La relazione tra pittura e poesia è antichissima: basterebbe richiamare il celebre assioma di Orazio, ut pictura poësis, per ricordare che i poeti hanno da sempre percepito e teorizzato una affinità tra queste due arti in realtà piuttosto distanti, non fosse altro che per la diversità dei codici (semantico la poesia, asemantico la pittura) che esse utilizzano.

È sempre illuminante, dunque, leggere le pagine di critica d’arte scritte da un poeta, specie se quel poeta possiede l’intelligenza e la sensibilità di Giorgio Orelli, di cui l’editore ticinese Casagrande ha recentemente pubblicato, a cura dell’ottimo Ariele Morinini, Struttura luce poesia. Gli scritti sull’arte (pp. 184, euro 28). Sull’esempio del grande maestro Gianfranco Contini, di cui fu allievo all’università di Friburgo, a partire dal 1950 Giorgio Orelli si cimenta per una sessantina d’anni (l’ultimo intervento è datato 2013, anno della sua morte) in una serie non fittissima di scritti d’arte, confrontandosi soprattutto con l’opera di pittori e scultori amici e conterranei come, per citare solo i più ricorrenti in queste pagine, Ubaldo Monico, Massimo Cavalli, Giovanni Genucchi e Pierino Selmoni.

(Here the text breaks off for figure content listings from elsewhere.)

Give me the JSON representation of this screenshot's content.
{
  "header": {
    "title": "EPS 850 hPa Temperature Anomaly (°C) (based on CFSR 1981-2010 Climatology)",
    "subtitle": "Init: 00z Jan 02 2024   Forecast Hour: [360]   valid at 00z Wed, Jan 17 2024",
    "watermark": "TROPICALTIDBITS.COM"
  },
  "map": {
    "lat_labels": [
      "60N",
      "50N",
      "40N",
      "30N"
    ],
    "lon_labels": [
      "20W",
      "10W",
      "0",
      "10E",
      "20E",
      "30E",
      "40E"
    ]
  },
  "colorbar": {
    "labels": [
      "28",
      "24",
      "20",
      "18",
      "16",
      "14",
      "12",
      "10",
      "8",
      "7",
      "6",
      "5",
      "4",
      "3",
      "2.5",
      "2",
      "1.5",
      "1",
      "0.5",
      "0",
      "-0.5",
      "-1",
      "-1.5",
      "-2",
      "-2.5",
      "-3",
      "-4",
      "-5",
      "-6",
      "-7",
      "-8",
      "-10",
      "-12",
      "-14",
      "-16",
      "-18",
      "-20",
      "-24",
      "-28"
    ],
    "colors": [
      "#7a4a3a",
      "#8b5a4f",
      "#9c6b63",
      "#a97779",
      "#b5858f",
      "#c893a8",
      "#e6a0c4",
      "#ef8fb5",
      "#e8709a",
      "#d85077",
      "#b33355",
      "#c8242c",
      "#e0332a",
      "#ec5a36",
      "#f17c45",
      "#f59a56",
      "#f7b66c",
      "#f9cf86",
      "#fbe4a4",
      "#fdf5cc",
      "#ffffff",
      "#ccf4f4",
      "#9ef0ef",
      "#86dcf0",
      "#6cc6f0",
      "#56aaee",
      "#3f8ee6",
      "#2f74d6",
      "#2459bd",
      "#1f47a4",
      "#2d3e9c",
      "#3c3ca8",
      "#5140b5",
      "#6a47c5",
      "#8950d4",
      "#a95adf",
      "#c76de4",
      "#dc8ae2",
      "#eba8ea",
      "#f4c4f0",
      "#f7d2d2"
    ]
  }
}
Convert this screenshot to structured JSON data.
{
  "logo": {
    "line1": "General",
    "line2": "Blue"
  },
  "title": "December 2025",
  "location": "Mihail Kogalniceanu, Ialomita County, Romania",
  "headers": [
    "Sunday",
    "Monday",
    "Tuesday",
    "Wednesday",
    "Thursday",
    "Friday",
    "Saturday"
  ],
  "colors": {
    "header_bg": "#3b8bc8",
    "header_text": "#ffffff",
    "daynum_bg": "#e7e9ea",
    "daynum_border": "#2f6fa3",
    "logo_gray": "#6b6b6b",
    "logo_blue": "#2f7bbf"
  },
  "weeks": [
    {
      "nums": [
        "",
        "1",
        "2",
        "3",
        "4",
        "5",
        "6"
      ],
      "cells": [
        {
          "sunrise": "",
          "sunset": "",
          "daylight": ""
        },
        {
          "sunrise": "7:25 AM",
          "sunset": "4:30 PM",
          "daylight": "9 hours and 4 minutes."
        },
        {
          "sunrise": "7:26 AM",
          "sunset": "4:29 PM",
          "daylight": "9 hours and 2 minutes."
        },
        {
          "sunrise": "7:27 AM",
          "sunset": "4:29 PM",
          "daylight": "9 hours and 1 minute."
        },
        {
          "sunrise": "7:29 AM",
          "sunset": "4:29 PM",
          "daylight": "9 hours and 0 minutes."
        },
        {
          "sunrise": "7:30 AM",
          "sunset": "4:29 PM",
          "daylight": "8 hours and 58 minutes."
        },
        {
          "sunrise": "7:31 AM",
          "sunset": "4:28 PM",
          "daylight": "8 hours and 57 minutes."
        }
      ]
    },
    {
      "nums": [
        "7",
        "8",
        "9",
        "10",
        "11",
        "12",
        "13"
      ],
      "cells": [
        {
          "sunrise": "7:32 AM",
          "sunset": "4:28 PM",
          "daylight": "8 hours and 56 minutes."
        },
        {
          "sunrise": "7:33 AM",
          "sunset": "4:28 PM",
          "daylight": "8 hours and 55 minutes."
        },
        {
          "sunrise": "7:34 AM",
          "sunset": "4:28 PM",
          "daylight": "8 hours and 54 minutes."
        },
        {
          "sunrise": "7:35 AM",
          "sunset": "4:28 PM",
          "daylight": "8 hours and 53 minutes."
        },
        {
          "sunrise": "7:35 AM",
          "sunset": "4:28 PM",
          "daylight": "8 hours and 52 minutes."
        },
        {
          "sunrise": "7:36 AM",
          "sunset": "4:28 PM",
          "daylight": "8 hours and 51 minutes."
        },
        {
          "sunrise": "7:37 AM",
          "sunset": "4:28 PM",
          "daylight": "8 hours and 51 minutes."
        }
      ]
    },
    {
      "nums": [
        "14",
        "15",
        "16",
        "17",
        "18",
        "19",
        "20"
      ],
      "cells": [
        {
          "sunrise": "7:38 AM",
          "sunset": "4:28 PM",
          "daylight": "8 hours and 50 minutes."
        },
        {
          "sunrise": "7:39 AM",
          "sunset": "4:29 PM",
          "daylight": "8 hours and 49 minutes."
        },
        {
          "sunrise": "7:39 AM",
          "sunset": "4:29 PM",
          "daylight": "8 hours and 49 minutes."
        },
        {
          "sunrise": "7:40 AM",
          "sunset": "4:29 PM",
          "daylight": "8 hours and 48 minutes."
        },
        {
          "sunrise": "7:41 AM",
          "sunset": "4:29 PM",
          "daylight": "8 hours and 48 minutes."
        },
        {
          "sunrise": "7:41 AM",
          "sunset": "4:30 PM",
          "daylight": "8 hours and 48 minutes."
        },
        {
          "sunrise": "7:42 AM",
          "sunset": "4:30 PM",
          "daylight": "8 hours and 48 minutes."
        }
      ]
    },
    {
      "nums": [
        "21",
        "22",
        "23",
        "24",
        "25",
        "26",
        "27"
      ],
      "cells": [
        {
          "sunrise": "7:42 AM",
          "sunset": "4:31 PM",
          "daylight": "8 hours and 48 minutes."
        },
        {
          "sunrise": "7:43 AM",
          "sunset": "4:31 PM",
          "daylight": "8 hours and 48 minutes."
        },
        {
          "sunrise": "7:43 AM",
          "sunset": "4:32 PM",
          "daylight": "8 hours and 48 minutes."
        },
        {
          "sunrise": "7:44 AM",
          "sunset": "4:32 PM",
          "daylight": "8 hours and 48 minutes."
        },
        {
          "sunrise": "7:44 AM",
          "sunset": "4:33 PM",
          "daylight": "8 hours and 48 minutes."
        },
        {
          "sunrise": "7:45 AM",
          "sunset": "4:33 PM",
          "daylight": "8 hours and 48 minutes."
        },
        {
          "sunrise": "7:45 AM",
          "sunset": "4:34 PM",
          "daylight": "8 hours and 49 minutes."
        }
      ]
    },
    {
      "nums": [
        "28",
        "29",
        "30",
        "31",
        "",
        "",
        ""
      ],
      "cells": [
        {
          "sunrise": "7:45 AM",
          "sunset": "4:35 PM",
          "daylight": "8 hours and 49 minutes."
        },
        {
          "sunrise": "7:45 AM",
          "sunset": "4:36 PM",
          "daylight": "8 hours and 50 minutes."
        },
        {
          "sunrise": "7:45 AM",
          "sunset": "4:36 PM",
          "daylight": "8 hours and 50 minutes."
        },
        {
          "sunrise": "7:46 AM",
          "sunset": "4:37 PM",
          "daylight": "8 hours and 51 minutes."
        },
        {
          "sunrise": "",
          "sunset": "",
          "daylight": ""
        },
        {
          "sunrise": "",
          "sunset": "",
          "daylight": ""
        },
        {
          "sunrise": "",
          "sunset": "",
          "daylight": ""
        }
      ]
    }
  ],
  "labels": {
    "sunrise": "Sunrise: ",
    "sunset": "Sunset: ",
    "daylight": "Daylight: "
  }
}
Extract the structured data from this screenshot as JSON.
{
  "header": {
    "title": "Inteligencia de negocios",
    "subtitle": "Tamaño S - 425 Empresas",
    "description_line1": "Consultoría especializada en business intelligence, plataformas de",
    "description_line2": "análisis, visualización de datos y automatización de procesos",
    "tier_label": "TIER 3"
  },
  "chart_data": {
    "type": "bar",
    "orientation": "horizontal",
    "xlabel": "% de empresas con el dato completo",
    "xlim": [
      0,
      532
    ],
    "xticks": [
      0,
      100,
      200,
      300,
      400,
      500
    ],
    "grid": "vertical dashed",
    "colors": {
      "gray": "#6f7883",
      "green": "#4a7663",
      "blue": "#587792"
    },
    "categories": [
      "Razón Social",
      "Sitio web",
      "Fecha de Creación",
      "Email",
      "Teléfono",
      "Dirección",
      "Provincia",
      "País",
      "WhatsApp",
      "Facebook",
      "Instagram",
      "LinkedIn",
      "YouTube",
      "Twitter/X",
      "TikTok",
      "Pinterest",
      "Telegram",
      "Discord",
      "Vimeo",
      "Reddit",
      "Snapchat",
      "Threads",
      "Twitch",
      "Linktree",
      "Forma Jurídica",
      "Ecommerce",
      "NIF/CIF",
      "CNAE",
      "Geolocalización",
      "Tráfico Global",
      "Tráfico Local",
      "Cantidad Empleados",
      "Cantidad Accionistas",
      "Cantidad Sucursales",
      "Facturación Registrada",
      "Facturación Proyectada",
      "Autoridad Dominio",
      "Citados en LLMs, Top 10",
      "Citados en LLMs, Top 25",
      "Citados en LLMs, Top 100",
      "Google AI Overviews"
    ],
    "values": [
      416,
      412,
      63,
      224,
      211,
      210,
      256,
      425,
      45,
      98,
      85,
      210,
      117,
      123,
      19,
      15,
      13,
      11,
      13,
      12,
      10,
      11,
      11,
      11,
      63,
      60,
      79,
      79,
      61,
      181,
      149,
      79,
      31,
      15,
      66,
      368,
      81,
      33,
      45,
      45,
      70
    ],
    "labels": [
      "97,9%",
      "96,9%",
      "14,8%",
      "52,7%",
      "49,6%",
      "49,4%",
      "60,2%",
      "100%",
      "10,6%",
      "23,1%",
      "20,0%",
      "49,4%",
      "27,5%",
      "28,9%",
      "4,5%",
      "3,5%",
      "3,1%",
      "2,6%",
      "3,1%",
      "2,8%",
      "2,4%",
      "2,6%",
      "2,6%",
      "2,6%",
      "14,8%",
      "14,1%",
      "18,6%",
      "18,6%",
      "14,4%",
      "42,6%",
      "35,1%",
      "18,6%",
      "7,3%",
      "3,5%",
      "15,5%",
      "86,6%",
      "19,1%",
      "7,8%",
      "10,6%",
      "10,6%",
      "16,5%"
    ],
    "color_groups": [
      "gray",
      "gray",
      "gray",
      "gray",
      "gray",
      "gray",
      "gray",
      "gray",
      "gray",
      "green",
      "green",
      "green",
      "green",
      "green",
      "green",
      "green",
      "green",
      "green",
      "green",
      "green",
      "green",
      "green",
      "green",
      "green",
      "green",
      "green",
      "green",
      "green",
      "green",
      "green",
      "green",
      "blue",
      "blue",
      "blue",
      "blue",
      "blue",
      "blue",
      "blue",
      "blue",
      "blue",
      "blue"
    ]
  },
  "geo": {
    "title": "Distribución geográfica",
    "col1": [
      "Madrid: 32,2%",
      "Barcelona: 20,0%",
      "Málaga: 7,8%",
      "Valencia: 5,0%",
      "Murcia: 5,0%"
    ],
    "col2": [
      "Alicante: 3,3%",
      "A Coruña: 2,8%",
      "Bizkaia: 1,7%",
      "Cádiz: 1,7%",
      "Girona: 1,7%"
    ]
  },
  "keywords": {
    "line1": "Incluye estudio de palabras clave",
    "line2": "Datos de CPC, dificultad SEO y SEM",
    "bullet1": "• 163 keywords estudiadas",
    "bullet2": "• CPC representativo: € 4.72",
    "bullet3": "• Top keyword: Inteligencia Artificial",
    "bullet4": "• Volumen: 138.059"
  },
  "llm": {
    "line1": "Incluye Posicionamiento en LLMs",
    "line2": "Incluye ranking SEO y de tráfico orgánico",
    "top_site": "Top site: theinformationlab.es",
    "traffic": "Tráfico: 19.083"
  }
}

SI TRATTA DI CONTRIBUTI originariamente apparsi su quotidiani, cataloghi di mostre, riviste, opuscoli di sala e volantini di invito, nei quali la voce di Orelli risuona con la consueta verve e forse con un tono particolarmente affabile e quasi familiare, specie quando si abbandona, soprattutto negli scritti meno antichi, alla narrazione biografico-aneddotica. Ariele Morinini, sia nell’introduzione sia nel ricco saggio finale che correda il volume, illustra con acume e limpidezza la qualità e le caratteristiche dello sguardo di Orelli sull’arte figurativa, che al poeta ticinese interessa proprio quando si propone come poesia, ovvero come «sintesi essenzialmente lirica»: sulla scorta di un celebre motto di Saba fin troppo citato e travisato, Orelli ammira negli artisti elettivi la «profonda onestà» che permette loro «di non recitare farse», di agire «con molta fedeltà alla natura della propria ispirazione», evitando gli eccessi e il tecnicismo (che non è sinonimo di tecnica), così come gli intellettualismi o la radicalità delle tendenze più contemporanee.

Tra i passaggi più godibili e indicativi della concezione di Orelli dell’arte, ci sono per esempio le righe in cui ammira «l’attenzione vigile, affrenatrice» che permette a Massimo Cavalli di dominare «l’eccitabilità che avrebbe potuto incoraggiarlo a una “azione” più diretta», o le ironiche geremiadi sull’esplosione della pop art alla Biennale di Venezia del 1964, o ancora il sospetto verso gli «eccessi di certo espressivismo avventuroso» che l’amico scultore Giovanni Genucchi sa evitare.

ORELLI PREDILIGE insomma gli artisti che chiama, con un termine machiavelliano, «respettivi», ovvero quelli che in ogni tempo, «dal Trecento in su, fino a Morandi» (pittore amatissimo), hanno saputo dare «esempi di un’arte davvero essenziale per definizione, che contiene i propri motivi per entro il suo parlar segreto, di qualità intima». Con il che si arriva a un altro pregio di questo libro: se è vero infatti che quest’ultima definizione richiama quella che Montale propose per la sua stessa poesia («un frutto che dovesse contenere i suoi motivi senza rivelarli»), il lettore incontrerà in queste pagine una fitta ragnatela di citazioni e di rimandi letterari che si stratifica nel tempo e serve anche a illuminare meglio l’opera poetica dello stesso Orelli, come accade non di rado leggendo gli scritti sull’arte dei poeti che, come lui, possiedono «una visione aperta e permeabili delle arti» (Morinini) e un orecchio e un occhio sensibilissimi.